As part of the natural world, just like every other creature with which we share the earth, we depend on the natural world for our well-being. Fortunately, the brain that allows us to adapt and cope with all types of climatic environments, also provides us with the capacity of "realization" -- we understand that there are consequences when we attempt to divorce ourselves from the constraints of the natural world.
Today, one of these "divorcements" from the natural world is taking place as we convert our farms and forests to lawns. Our love for lawns is reflected in the 2010 Chesapeake Stormwater Network study, The Clipping Point: Turf Cover Estimates for the Chesapeake Bay Watershed and Management Implications.
Although the term "turf grass," as used in the study, includes areas such as grasslands at schools, as well as in parks, cemeteries, golf courses, airports, roadsides and median strips, by far the largest component is lawns at 75 percent of the total.
According to the study, turf grass is now the Chesapeake Bay Watershed's largest "crop" with 3.8 million acres (9.5 percent) of the watershed's almost 41 million acres, versus 9.2 percent for row crops (corn, soybean, and wheat), 7.4 percent for hay/alfalfa and 7.4 percent for pasture. Estimates are that in the last 30 years the amount of turf grass has tripled.
The study goes on to explain both the environmental and economic costs (e.g., financial cost of fertilizers and pesticides and their pollution of streams) to not only the lawn owner, but the rest of us as well. One statistic that sticks in my mind is the statement by Tom Schueler, author of the study: "Summer lawn irrigation is calculated to suck nearly 7,875 cubic feet per second (cfs) of river flow to [the] Bay during summer months. To put this amount of water consumption in perspective, it is roughly five times the combined summer flow of the Choptank, James, Monacacy, Patapsco, Pamunkey, Patuxent and Rappahanock rivers in an average year."
We here in York County are not free of this natural world disconnect. Of all the Chesapeake Bay Watershed counties, we rank sixth in total acres of land in turf grass, with 110,564 acres. The only Pennsylvania county with a higher acreage amount is Lancaster County, with 119,615 acres in turf grass. (Remember this is not percentage of total area but actual number of acres.)

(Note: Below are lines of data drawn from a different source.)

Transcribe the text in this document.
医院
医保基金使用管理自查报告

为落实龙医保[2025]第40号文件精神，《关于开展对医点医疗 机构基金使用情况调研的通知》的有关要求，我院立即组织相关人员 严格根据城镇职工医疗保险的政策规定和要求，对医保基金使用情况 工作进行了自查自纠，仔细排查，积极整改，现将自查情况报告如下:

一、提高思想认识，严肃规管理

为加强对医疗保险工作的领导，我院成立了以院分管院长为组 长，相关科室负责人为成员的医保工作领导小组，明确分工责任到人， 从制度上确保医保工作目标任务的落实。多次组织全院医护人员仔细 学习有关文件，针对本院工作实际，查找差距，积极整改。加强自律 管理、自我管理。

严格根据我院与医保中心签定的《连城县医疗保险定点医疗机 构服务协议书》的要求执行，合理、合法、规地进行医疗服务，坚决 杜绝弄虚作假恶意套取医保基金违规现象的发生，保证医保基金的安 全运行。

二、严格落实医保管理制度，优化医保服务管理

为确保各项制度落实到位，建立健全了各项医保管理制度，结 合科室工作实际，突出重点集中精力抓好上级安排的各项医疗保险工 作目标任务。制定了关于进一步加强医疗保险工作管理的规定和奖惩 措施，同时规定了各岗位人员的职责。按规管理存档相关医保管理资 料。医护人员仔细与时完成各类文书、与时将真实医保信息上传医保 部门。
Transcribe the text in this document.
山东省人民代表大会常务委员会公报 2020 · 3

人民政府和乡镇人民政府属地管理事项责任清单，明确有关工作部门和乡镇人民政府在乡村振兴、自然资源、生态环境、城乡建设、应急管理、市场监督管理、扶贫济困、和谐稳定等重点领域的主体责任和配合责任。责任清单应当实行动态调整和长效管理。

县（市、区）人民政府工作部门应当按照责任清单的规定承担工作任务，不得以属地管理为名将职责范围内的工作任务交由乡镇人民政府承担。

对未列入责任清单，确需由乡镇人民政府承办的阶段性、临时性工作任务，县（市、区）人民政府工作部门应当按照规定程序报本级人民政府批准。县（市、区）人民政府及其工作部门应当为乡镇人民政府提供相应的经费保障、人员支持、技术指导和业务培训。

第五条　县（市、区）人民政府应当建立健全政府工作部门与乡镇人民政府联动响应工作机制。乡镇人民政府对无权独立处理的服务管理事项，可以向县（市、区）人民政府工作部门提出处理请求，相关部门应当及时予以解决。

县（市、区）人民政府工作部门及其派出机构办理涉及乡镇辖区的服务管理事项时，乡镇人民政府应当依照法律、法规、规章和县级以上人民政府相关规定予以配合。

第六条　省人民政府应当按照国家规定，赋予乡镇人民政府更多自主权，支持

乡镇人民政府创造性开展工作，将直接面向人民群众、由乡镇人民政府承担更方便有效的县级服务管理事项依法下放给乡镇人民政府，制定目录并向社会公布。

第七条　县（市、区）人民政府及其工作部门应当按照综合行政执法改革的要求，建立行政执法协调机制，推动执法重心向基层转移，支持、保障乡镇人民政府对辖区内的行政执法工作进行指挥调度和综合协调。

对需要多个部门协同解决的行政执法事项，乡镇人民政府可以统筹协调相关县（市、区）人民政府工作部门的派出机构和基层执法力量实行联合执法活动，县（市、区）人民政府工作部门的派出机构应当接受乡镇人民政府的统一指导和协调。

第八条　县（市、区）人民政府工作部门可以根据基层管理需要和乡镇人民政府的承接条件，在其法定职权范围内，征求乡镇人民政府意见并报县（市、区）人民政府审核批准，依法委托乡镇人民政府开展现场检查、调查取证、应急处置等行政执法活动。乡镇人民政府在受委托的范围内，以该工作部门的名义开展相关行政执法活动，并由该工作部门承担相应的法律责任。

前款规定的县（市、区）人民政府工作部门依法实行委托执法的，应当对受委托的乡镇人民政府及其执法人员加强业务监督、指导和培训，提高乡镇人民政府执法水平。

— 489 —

One cost of lawns not covered by the study is the loss of native plants in our landscape from the conversion of woodlands to lawns. The ecological cost is high to pollinators, the native plants and the animals that feed on native plants. University of Delaware Professor Dr. Doug Tallamy, who spoke here in York on June 19, has found that "more than three times as many insect species are associated with native plants as with alien plants."
He further found that native plants support "35 times more [butterfly and moth] caterpillar biomass, the preferred source of protein for most bird nestlings, than alien plants supported." Oaks, for example, support 534 species of butterflies and moths. In other words the exotic plants we landscape with do not provide the same amount of energy, as captured from the sun, to the animals further along the food chain as do native plants.
The importance of native plants to birds cannot be overemphasized, nor can the importance of birds in controlling the insects that feed upon the native plants.
Plant diversity is another component that needs to be considered in landscaping with native plants. Without the pawpaw tree, the only host for the beautiful zebra butterfly, there would be no zebra swallowtails. Likewise, without the milkweed plant there would be no monarch butterflies. The beauty of our world would be diminished.
In addition, there is a spillover effect of planting lawns with exotic species. Some of these non-native lawn plants have become invasive; they overwhelm York County's natural woodlands by out-competing native plants. On the property where we live, many plants -- Japanese barberry, privet, Norway maple to name just a few -- have escaped from the lawns where they were planted and, without control, would displace the native vegetation. Non-native plants have been freed from the constraints of animals and other organisms that kept them "under control" in their places of origin
The take-away message here is if you want a greater variety of birds and butterflies in your yard, you need native plants. You can have a beautiful yard and at the same time reconnect your lawn to the natural ecosystem upon which we all depend.
-- Rodger Waldman is a resident of Springfield Town ship.